Ce soir, La Trois part à la découverte de "Never Mind The Bollocks", des Sex Pistols

Sex Pistols @RTBF

Avec “The Velvet Underground And Nico” (The Velvet Underground, 1969), “The Doors” (The Doors, 1967), “Definitely Maybe” (Oasis, 1994), ou encore “Is This it” (The Strokes, 2001), “Nevermind The Bollocks” fait partie de ces premiers albums qui ont permis à leurs auteurs de s’inscrire directement dans la grande histoire du rock and roll. Et cette story que nous propose La Trois est aussi celle du mouvement punk, enfin celui qui a secoué l’Angleterre et le reste de l’Europe en 1977 après être né à New York trois ans plus tôt. C’est, du reste, en état témoin de l’émergence de cette jeune vague musicale et stylistique aux États-Unis que le manager Malcolm McLaren a décidé de “construire” l’image des Sex Pistols et de transformer chacune de leurs étincelles en coups marketing fumants. Pourtant, derrière les clichés (les épingles à nourrice, la provoc, les lettrines découpées façon lettres anonymes, les couleurs fluo), il ne faudrait pas oublier les arguments purement musicaux de “Never Mind The Bollocks”, qui est donc le premier mais aussi l’unique album des Pistols.

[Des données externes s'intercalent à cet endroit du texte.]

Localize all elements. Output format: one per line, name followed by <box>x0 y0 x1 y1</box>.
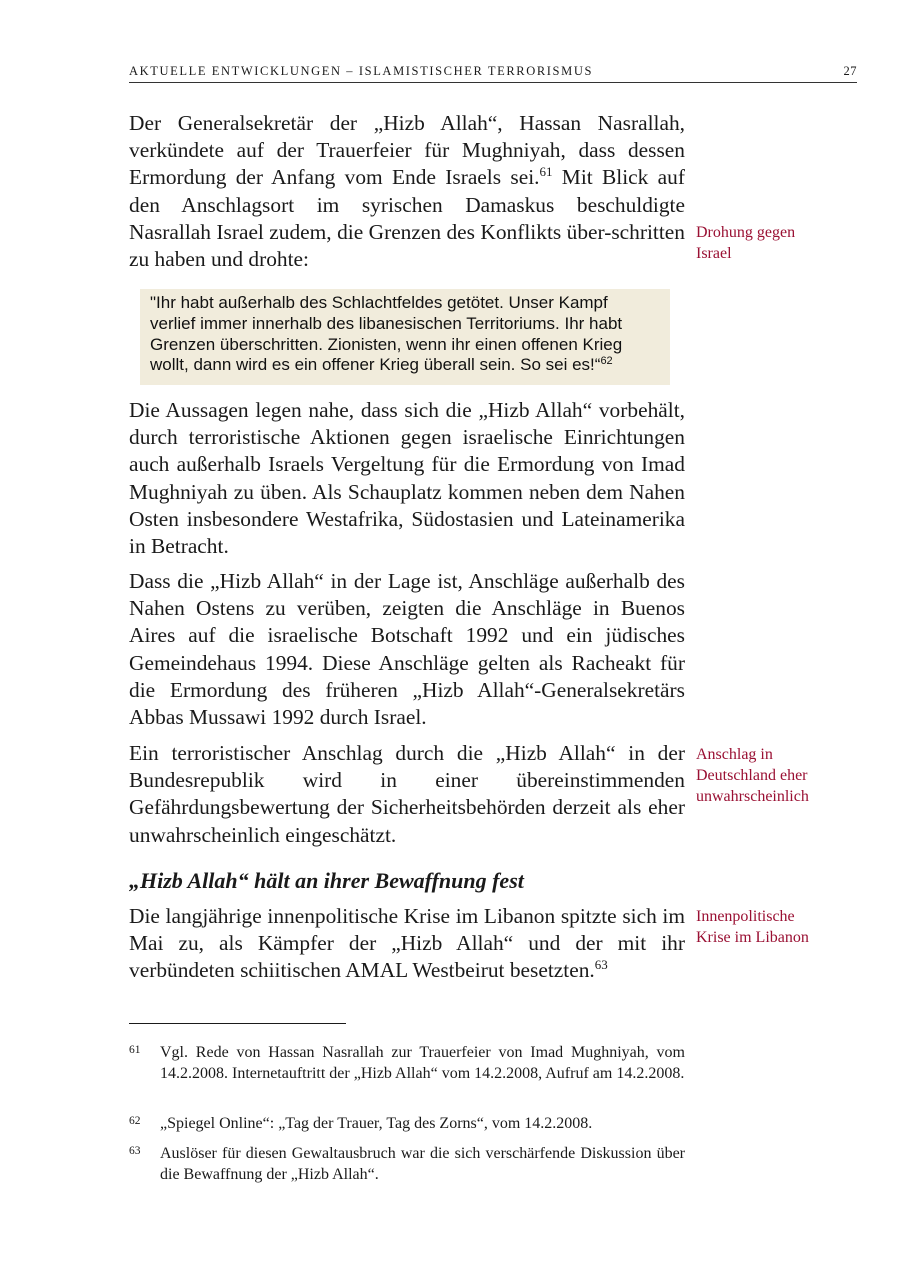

Enregistré entre octobre 1976 et août 1977 et sorti le 28 octobre sur le jeune (et alors encore indépendant) label Virgin du futur milliardaire Richard Branson, “Never Mind The Bollocks” est un véritable brûlot. Le chant nasillard de Johnny “Le Pourri ” Rotten, la batterie martiale de Paul Cook et le jeu tranchant de Steve Jones à la guitare et à la basse (Sid Vicious, trop nul, ne jouant que sur le seul Bodies) donnent alors un sacré coup de pied au cul de tous les Genesis, Pink Floyd, Deep Purple et autres dinosaures du rock. Les singles Pretty Vacant, Anarchy In The U.K., Holidays In The Sun sans oublier God Save The Queen sont autant de critiques envoyées à l’establishment, au capitalisme et à la monarchie britannique. Si le groupe ne survivra qu’un an (avant de se reformer en 1996), “Never Mind The Bollocks”, lui, redéfinira les contours de la contre-culture dans un monde musical alors endormi sous ses certitudes et suscitera de nombreuses vocations. Les Joy Divison, Oasis, Nirvana, The Strokes et autres Pearl Jam, notamment, lui doivent beaucoup.